XII
Гнетущие страхи все же не покидали Катюшу. История ее замужества не прошла мимо соседей, подруг. Кто жалел, кто осуждал. Молчаливое участие, так же как и открытое презрение, одинаково ранили растревоженное сердце Катюши. Она отдалилась от подруг, не откровенничала с Галочкой, по-прежнему старалась сохранить в тайне от отца свою беременность.

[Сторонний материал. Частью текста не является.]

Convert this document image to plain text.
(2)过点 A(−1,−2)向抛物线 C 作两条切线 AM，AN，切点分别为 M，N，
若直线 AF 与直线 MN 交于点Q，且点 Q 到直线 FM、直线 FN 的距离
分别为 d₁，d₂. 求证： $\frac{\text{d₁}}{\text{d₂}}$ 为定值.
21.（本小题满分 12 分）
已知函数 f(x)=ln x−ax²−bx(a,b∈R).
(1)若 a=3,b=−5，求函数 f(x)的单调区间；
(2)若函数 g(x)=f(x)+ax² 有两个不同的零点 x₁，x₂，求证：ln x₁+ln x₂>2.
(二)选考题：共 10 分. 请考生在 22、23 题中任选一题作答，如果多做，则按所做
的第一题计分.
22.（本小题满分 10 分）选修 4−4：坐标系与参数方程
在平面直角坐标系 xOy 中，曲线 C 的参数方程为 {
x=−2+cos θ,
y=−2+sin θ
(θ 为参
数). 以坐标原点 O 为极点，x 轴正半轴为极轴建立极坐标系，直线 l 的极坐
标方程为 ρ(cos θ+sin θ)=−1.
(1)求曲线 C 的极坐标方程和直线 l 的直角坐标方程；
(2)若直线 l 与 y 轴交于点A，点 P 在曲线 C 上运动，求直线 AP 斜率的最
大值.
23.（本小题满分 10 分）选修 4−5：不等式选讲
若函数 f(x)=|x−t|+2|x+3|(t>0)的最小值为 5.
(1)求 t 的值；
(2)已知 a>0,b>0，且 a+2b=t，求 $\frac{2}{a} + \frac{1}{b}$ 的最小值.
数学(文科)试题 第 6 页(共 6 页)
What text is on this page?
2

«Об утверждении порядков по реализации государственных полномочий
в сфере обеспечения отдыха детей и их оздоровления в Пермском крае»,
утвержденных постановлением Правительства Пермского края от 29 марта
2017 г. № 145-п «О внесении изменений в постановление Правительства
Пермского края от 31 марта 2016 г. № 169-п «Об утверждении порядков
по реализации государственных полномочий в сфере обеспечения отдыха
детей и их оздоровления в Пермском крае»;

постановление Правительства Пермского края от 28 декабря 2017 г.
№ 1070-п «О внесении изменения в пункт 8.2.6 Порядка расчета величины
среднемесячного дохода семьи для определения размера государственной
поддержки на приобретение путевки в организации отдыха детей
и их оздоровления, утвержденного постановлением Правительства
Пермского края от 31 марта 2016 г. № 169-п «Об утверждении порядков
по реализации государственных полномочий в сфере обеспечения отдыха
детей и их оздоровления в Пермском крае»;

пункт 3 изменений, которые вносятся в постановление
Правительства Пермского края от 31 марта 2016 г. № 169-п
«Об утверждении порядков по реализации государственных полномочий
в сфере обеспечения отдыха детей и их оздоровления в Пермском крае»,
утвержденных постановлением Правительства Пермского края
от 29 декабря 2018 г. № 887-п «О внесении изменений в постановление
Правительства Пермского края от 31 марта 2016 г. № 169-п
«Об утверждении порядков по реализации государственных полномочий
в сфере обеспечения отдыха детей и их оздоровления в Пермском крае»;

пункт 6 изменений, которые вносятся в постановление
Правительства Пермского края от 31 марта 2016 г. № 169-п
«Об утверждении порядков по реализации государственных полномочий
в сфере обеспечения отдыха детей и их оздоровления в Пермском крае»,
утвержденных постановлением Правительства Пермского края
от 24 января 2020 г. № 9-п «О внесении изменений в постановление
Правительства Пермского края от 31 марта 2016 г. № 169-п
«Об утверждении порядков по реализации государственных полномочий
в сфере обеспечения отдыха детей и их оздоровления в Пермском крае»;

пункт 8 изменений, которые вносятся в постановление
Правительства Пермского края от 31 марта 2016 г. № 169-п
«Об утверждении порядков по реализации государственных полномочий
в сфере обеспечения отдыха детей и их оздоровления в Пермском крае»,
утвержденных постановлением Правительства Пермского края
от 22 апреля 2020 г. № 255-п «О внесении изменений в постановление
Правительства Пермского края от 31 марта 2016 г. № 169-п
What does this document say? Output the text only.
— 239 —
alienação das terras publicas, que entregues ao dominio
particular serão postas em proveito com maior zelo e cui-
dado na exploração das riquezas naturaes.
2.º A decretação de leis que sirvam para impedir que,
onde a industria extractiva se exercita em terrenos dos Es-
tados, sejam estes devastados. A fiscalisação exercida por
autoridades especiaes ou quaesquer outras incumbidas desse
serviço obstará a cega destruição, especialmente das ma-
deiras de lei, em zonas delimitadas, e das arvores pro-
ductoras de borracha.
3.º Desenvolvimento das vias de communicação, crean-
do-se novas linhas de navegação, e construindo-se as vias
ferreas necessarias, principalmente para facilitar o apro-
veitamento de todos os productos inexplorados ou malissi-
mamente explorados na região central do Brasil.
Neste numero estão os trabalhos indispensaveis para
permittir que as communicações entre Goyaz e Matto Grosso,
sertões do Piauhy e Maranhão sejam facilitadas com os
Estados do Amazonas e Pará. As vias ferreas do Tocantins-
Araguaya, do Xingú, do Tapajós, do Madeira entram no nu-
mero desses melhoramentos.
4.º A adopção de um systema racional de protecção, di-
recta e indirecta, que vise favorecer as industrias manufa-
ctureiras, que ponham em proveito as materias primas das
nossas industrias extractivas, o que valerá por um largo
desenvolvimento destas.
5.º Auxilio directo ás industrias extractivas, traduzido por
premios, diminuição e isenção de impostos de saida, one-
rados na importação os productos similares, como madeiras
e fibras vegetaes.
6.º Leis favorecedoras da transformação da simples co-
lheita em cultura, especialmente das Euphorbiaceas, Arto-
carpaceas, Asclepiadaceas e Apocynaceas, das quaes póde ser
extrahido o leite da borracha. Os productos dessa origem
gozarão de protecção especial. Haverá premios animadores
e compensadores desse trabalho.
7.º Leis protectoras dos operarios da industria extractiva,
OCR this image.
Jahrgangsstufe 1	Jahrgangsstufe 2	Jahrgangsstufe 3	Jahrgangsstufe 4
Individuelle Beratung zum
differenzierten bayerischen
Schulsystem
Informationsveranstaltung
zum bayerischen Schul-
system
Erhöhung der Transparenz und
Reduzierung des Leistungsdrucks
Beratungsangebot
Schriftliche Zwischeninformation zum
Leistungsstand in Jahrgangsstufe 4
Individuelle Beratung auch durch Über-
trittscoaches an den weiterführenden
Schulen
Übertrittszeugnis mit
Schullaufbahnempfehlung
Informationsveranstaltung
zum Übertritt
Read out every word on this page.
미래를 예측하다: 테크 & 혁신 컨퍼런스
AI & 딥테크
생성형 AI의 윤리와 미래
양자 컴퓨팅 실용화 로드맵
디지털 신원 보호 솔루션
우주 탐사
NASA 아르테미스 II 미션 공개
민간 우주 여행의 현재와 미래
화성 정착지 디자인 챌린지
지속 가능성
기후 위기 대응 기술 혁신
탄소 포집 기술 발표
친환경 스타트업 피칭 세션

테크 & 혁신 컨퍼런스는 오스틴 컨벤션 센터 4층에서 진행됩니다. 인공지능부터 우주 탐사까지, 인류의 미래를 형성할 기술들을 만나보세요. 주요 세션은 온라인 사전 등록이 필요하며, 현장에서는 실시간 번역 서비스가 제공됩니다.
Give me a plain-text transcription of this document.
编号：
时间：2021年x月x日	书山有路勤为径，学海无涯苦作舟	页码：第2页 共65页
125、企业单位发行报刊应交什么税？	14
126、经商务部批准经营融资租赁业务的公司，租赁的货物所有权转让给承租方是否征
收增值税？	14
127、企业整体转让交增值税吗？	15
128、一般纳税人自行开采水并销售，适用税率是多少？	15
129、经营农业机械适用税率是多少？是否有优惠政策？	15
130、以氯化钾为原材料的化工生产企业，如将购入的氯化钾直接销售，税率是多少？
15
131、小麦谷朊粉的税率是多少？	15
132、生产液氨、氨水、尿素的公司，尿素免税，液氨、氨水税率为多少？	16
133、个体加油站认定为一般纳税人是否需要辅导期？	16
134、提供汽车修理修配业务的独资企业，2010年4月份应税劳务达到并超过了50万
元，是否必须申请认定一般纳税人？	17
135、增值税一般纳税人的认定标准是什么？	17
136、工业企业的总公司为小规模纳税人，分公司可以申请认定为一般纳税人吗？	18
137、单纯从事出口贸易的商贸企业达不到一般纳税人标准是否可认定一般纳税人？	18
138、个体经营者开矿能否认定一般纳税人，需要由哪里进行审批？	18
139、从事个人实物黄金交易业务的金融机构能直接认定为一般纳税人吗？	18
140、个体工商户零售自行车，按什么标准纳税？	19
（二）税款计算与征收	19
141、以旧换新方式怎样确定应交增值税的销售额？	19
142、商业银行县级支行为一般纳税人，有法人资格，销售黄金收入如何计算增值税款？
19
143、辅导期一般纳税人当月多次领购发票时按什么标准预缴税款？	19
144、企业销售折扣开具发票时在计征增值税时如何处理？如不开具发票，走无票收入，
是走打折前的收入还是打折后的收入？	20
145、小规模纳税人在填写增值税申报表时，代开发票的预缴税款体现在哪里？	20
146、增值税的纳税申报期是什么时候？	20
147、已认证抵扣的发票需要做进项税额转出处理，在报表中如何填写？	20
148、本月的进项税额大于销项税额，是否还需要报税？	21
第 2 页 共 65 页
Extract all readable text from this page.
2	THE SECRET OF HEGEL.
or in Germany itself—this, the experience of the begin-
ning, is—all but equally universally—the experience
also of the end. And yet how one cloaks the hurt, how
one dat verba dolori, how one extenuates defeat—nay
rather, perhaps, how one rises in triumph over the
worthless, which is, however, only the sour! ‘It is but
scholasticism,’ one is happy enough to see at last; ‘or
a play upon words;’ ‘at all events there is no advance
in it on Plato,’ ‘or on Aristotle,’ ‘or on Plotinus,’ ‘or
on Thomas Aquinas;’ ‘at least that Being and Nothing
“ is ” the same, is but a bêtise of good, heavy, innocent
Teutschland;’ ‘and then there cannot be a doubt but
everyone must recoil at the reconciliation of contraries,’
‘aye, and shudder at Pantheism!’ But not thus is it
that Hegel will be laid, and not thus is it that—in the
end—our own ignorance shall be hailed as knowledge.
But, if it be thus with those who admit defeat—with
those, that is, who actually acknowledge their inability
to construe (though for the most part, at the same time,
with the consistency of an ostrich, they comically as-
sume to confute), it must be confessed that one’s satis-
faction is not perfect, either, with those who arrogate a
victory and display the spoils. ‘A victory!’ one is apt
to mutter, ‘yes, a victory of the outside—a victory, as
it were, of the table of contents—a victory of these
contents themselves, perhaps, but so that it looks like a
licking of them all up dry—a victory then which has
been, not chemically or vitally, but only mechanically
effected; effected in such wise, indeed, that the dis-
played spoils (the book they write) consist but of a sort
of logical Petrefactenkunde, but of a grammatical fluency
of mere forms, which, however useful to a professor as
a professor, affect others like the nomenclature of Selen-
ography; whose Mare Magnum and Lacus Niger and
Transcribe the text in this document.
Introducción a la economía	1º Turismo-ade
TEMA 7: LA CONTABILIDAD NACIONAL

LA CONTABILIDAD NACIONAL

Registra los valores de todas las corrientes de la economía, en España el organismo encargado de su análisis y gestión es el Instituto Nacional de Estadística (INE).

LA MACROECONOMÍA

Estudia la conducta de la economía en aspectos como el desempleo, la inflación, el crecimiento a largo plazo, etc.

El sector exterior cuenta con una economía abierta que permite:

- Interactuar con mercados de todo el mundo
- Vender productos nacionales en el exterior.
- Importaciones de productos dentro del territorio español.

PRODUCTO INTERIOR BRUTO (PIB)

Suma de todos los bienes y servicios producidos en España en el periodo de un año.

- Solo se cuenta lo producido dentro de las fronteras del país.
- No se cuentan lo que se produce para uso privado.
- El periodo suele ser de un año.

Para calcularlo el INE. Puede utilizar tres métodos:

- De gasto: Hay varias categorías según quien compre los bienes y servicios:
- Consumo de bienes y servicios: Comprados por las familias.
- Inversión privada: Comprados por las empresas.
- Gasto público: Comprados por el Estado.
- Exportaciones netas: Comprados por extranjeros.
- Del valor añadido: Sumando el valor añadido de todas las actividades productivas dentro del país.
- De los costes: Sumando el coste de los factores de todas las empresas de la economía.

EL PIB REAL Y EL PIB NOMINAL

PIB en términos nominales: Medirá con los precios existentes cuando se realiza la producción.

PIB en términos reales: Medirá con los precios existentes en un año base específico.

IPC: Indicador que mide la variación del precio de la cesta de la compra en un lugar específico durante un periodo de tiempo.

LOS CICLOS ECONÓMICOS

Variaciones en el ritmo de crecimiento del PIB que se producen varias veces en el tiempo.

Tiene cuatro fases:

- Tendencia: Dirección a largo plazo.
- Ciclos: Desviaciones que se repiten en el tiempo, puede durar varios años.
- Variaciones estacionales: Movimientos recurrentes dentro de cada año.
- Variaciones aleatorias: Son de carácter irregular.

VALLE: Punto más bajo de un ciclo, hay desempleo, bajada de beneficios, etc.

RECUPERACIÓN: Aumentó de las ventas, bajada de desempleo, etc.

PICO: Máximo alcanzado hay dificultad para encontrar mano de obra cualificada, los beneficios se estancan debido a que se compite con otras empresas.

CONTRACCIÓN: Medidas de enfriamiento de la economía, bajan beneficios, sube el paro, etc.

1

В феврале Катюша случайно встретила Петра и, поборов смущение, первая подала ему руку. Праздновали День Армии и Флота. Они шли по улице, украшенной полотнищами и портретами героев Севастопольской обороны.
— Ты где была? — спросил наконец Петр, чувствуя, как воскресают в нем приглушенные воспоминания.
— В Морской библиотеке. Переписала абонементы моих покойных братьев…
— Зачем?
— Папа просил.
— Скучает. Абонементы целы, а людей нет…
О чем еще говорить? Где найти слова и какие?
Катюша замедлила шаги, тихо спросила, назвав Петра, как и прежде, Петей:
— О нас вспоминал?
— Память у человека — самый вредный агрегат.
Катюша понимающе кивнула, улыбнулась:
— Мы получили квартиру.
— Слышал.
— Я вышла замуж.
— Тоже известно…
Ей хотелось еще сказать что-нибудь нехитрое, ласковое. Только хорошим могла она помянуть Петра. И опять не отыскала нужных слов — так глубоко размежевала их жизнь.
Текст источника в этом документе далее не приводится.